Reasons for an Increasing Number of People Taking out Car Loans

The number of people taking out loans to pay for purchasing cars has been dramatically rising over the past few years. According to an automotive financing company, after the economic recession the car industry is seeing a resurgence of customers wanting to buy cars. Figures reveal nearly 75 million Americans have a current car loan account which amounts to a historically high £1.01 trillion as of 2016. This number of people financing their auto purchase contracts is nearly 5 million higher than the same period the year before. A resurgence in customer trust in the economy is an obvious motive for the rapidly increasing auto financing market, however, this a growth of this magnitude hasn’t been observed in many other spheres. An analysis of several reasons of this expansion will be broken down in categories below.

Cheap Petrol:

With the price of fuel for cars at one of the lowest levels in recent history, it makes for obvious sense why Americans are not as concerned about running costs for their vehicles as compared to several years ago. According to the Fuel Institute, the majority of cars sold before the drop in global oil prices were light vehicles and small cars. Heavier cars didn’t make the bulk of the vehicles sold in the U.S. till 2014. By this time, SUVs and Crossovers made up the largest share of vehicles sold in the country. However, their increase in sales didn’t come at the expense of smaller cars. The number of smaller cars like hatchbacks and small saloons maintained their market share whereas the number of heavier vehicles sold gained momentum. This expansion of the market size formed the majority of the increase in cars sold recently.
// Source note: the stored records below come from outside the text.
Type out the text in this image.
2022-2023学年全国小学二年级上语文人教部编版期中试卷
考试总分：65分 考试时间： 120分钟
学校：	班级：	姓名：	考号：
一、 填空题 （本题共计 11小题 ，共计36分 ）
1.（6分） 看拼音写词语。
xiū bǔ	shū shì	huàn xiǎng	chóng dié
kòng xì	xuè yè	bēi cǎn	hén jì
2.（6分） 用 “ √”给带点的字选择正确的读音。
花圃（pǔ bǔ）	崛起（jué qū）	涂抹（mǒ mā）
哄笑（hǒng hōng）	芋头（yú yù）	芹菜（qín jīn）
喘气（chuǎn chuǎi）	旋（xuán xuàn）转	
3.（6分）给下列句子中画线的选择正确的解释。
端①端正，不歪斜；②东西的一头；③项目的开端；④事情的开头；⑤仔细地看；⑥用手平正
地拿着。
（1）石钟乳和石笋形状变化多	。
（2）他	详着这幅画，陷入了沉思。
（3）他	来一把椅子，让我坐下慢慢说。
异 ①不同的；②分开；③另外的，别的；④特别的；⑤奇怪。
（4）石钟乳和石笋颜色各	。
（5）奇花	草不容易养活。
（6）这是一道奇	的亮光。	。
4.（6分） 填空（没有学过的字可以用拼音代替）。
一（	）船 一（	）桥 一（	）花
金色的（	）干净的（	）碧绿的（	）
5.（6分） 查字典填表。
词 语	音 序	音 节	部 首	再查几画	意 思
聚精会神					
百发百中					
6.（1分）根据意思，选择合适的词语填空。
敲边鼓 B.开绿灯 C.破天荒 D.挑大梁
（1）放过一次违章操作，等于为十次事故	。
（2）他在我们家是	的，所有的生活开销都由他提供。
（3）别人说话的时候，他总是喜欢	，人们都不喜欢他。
It is therefore obvious that due to the attached running cost of a car dropping, the number of vehicles prospective car buyers had financed had conversely increased. A market analyst from an online car financing company explained this trend by saying that since a car buyer can maintain their personal transport at a cheaper level due to the drop in gas prices, they are less hesitant to take out a finance for a vehicle. Their line of thinking is likely that the cost to benefit ratio has tipped in their favour with the fact that they can more than likely buy a gallon of gas for about £2.

Low Interest Rates:

Although the interest rates for car financing have gone up in the past couple of years by a sliver, it is still in a historically low range. At just about 4.7% interest rate, it becomes very attractive for car buyers to take out a loan to finance their vehicle. As the U.S. Prime Rate maintains its low rating at 3.5%, car financers are more than willing to accept requests from buyers for extending them credit.
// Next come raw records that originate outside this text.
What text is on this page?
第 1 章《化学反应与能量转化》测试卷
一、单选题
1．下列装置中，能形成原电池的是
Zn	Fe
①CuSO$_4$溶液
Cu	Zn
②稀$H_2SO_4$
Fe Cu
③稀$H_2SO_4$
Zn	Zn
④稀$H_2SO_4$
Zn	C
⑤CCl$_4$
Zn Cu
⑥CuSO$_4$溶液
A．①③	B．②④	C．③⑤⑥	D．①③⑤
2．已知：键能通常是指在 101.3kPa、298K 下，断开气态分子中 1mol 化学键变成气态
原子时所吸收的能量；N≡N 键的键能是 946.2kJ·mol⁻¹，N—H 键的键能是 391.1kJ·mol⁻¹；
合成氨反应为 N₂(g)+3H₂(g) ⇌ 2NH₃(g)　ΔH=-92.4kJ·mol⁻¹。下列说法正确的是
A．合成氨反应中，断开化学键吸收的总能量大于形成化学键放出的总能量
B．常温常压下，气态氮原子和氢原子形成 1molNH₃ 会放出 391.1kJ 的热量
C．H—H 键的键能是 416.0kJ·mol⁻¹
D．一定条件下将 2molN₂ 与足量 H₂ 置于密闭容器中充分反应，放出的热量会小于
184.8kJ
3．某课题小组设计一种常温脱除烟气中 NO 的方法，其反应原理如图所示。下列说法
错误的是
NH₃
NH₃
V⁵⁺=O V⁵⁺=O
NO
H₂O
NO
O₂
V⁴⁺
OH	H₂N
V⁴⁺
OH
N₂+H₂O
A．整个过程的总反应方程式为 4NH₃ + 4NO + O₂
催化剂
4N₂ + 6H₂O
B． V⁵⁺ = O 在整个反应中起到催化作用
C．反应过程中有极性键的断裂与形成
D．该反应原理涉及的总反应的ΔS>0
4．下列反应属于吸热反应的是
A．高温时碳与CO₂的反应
In order to drive down premiums further, car financers are increasingly offering repayments over a longer period of time. For example statistics have shown that compared to a few years ago, when the average car finance stretched over five years, now one-third of new car auto loans last at least six years. With the availability of easy credit and finance options spread over a longer period of time, it makes sense that buyers would be tempted to take out loans to buy a car.
The interest rate being offered on used cars can be lower than that of a new one, explains a credit score analytical company. With the current brisk momentum of car sales in the country, it means that there are more cars on the road. It also means that there are more later model, low mileage cars up for sale. Opting for a finance on a used car can save a borrower several thousand dollars over the course of their loan period.

More Expensive Vehicles:

When a customer has financial stability, they are more than likely to make purchases that are luxury based. They might go on a cruise or opt to buy a new car. Whatever the choice, it is the current economic environment in the U.S. As the recession becomes a memory of distant past, people are feeling more secure in the financial decisions they make, which means they keep a lookout for more expensive luxuries. This can be seen in the increase in sales of large vehicles like SUVs and Crossovers. The car manufacturers have also become aware of this financial security and are offering their customers more gadgets and in- car entertainment systems. With longer and lower financing options becoming the norm, customers feel confident in their ability to repay their loans and chose more luxury while making a car purchase.

Delinquencies in repayment of finance contracts have recently remained flat showing that while customers are borrowing more, they are also tying themselves in for longer periods of time, while ensuring that they can make their payments.